I’m running Dgraph from master. If you want to reproduce this bug, you can install it like so:
https://wiki.dgraph.io/Beginners_Guide#Manual_Installation_.28dynamically_linked.29
This is how I’m running it:
$ cd $GOPATH/github.com/dgraph-io/dgraph/cmd/dgraph
$ go build . && ./dgraph --debugmode --cpu cpu.prof --shutdown
# Watch the CPU usage go higher and higher.
# You can access http://localhost:8080/debug/pprof at any time.
# At some point, you can shut it down like so:
$ curl localhost:8080/query -XPOST -d "SHUTDOWN"
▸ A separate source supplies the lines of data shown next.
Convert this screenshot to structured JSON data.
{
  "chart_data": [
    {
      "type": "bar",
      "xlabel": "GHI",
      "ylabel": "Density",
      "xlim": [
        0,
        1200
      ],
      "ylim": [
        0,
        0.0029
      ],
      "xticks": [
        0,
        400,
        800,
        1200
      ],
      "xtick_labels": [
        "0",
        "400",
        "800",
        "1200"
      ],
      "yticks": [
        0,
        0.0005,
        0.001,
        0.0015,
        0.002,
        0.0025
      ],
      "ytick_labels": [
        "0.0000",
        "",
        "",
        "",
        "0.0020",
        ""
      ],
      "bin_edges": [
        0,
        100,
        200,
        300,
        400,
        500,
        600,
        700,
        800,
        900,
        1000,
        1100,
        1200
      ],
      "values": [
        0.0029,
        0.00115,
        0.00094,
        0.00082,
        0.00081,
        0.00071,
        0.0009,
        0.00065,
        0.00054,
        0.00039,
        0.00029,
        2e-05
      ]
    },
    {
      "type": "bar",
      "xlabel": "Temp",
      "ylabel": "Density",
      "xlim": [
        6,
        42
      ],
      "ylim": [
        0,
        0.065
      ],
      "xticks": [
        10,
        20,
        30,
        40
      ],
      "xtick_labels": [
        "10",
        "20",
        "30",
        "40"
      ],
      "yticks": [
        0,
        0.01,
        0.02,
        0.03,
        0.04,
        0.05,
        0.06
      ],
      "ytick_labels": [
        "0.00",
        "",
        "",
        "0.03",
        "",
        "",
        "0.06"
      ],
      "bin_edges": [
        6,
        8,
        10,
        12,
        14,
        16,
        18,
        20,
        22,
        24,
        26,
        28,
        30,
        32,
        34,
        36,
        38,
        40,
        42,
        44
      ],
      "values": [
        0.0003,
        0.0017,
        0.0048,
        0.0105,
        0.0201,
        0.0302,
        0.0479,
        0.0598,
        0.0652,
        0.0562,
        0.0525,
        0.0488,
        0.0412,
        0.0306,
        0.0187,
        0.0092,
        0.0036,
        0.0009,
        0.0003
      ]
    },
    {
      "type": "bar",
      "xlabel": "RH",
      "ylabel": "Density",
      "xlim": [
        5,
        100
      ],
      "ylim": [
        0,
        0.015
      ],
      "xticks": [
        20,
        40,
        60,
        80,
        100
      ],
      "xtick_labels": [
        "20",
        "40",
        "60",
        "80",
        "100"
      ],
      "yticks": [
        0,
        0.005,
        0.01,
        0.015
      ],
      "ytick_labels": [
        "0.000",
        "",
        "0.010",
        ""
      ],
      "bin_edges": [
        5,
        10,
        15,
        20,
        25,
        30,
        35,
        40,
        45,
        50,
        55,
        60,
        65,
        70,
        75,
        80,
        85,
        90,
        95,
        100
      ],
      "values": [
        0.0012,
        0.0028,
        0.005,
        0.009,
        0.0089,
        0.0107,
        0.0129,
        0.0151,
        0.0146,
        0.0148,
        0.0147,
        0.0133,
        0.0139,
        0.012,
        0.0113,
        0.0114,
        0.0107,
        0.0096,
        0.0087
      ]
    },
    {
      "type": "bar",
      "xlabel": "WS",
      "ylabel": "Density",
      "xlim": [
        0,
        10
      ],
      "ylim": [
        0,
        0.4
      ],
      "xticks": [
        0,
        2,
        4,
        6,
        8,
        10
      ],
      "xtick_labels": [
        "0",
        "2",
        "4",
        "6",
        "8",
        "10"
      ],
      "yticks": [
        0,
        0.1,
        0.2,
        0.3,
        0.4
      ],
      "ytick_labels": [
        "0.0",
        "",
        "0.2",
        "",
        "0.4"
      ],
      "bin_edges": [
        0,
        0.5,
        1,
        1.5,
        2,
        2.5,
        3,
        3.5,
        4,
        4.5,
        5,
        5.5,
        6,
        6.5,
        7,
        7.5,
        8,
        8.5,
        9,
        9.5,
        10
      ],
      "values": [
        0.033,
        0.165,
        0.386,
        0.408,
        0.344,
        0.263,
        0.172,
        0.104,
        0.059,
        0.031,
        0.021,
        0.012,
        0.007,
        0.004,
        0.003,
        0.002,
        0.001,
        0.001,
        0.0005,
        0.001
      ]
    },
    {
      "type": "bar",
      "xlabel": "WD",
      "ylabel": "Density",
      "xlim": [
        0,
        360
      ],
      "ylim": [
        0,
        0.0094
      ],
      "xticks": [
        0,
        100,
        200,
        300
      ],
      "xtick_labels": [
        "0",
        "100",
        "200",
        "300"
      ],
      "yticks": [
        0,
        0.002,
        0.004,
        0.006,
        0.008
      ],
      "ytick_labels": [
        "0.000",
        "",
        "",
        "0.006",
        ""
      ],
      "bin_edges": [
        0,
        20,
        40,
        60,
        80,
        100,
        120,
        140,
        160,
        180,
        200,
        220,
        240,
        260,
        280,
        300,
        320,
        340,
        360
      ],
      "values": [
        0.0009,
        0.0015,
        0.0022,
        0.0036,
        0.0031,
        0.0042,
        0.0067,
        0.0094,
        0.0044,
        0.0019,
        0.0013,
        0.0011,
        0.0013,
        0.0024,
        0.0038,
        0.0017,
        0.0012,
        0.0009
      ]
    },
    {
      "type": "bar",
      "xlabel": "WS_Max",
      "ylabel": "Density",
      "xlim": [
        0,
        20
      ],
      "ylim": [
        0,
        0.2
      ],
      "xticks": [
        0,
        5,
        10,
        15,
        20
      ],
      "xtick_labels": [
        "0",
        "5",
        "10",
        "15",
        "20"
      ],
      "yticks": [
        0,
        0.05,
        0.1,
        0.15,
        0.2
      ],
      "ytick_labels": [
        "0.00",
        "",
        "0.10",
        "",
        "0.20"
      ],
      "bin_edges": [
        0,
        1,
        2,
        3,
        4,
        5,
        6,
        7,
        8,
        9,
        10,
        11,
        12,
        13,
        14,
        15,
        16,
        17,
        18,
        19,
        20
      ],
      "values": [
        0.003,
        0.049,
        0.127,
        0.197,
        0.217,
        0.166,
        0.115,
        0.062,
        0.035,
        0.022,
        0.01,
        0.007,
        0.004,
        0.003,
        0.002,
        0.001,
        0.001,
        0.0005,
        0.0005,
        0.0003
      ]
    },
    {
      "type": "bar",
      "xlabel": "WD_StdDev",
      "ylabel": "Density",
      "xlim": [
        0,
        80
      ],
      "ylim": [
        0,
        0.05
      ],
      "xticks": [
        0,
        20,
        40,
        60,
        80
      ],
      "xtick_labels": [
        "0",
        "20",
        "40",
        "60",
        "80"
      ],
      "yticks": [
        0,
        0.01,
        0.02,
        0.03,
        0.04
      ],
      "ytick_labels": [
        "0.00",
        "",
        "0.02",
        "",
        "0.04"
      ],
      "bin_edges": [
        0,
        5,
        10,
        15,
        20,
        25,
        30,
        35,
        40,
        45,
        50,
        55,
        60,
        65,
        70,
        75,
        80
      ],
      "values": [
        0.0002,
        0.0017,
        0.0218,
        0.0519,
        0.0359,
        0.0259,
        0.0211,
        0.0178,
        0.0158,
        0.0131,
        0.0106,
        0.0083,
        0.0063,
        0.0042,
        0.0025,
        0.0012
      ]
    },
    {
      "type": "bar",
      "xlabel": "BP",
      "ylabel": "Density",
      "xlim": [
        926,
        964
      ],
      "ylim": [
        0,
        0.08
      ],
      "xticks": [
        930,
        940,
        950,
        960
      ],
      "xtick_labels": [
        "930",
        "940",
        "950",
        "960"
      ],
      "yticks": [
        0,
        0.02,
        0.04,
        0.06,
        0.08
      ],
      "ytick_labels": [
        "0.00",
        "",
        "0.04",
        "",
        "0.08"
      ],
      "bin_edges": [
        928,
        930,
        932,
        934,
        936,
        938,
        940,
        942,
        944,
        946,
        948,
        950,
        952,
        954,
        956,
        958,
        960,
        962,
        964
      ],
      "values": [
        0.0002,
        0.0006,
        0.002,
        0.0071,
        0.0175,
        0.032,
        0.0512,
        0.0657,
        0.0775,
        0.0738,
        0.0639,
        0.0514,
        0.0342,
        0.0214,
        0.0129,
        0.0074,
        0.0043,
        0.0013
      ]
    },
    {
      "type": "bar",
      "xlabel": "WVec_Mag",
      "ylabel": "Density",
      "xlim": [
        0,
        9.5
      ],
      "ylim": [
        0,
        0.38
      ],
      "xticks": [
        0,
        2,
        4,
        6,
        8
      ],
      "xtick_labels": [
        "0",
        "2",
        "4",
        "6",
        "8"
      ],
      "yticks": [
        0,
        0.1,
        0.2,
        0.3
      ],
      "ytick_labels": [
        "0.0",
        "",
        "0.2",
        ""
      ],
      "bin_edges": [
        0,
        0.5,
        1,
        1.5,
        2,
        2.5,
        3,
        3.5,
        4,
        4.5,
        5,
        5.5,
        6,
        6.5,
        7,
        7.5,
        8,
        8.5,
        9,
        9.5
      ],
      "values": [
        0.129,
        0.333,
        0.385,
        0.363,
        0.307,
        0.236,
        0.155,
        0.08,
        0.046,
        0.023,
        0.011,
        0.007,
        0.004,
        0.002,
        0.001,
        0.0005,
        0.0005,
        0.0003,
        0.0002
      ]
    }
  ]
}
This would leave you with a cpu.prof file. And this is the result I’m seeing.
$ go tool pprof dgraph cpu.prof
(pprof) top20
71.65s of 73.05s total (98.08%)
Dropped 67 nodes (cum <= 0.37s)
Showing top 20 nodes out of 28 (cum >= 0.62s)
flat flat% sum% ■■■ ■■■%
44.12s 60.40% 60.40% 44.12s 60.40% runtime.siftdownTimer
13.39s 18.33% 78.73% 13.49s 18.47% runtime.chansend
3.06s 4.19% 82.92% 3.06s 4.19% runtime._ExternalCode
2.78s 3.81% 86.72% 2.78s 3.81% runtime/internal/atomic.Xchg
1.97s 2.70% 89.42% 67.31s 92.14% runtime.timerproc
1.92s 2.63% 92.05% 1.92s 2.63% runtime.futex
1.25s 1.71% 93.76% 1.25s 1.71% runtime.usleep
0.93s 1.27% 95.03% 14.69s 20.11% runtime.selectnbsend
0.68s 0.93% 95.96% 2.17s 2.97% runtime.unlock
0.52s 0.71% 96.67% 1.86s 2.55% runtime.lock
0.48s 0.66% 97.33% 15.76s 21.57% time.sendTime
0.24s 0.33% 97.66% 0.59s 0.81% time.Now
0.14s 0.19% 97.85% 2.21s 3.03% runtime.sysmon
0.04s 0.055% 97.91% 0.67s 0.92% runtime.exitsyscall
0.04s 0.055% 97.96% 1.24s 1.70% runtime.notetsleep_internal
0.02s 0.027% 97.99% 0.61s 0.84% runtime.exitsyscallfast_pidle
0.02s 0.027% 98.02% 1.29s 1.77% runtime.futexsleep
0.02s 0.027% 98.04% 1.62s 2.22% runtime.notetsleepg
0.02s 0.027% 98.07% 0.67s 0.92% runtime.notewakeup
0.01s 0.014% 98.08% 0.62s 0.85% runtime.exitsyscallfast
runtime.siftdownTimer is consuming 60% of the CPU. Because of this an idle Dgraph instance easily jumps to using 100% of an entire core. Nothing here points to any code from Dgraph, so I’m not sure what’s going on and why this is happening. This looks like a busy-wait loop within Go.
Any ideas what could be causing this?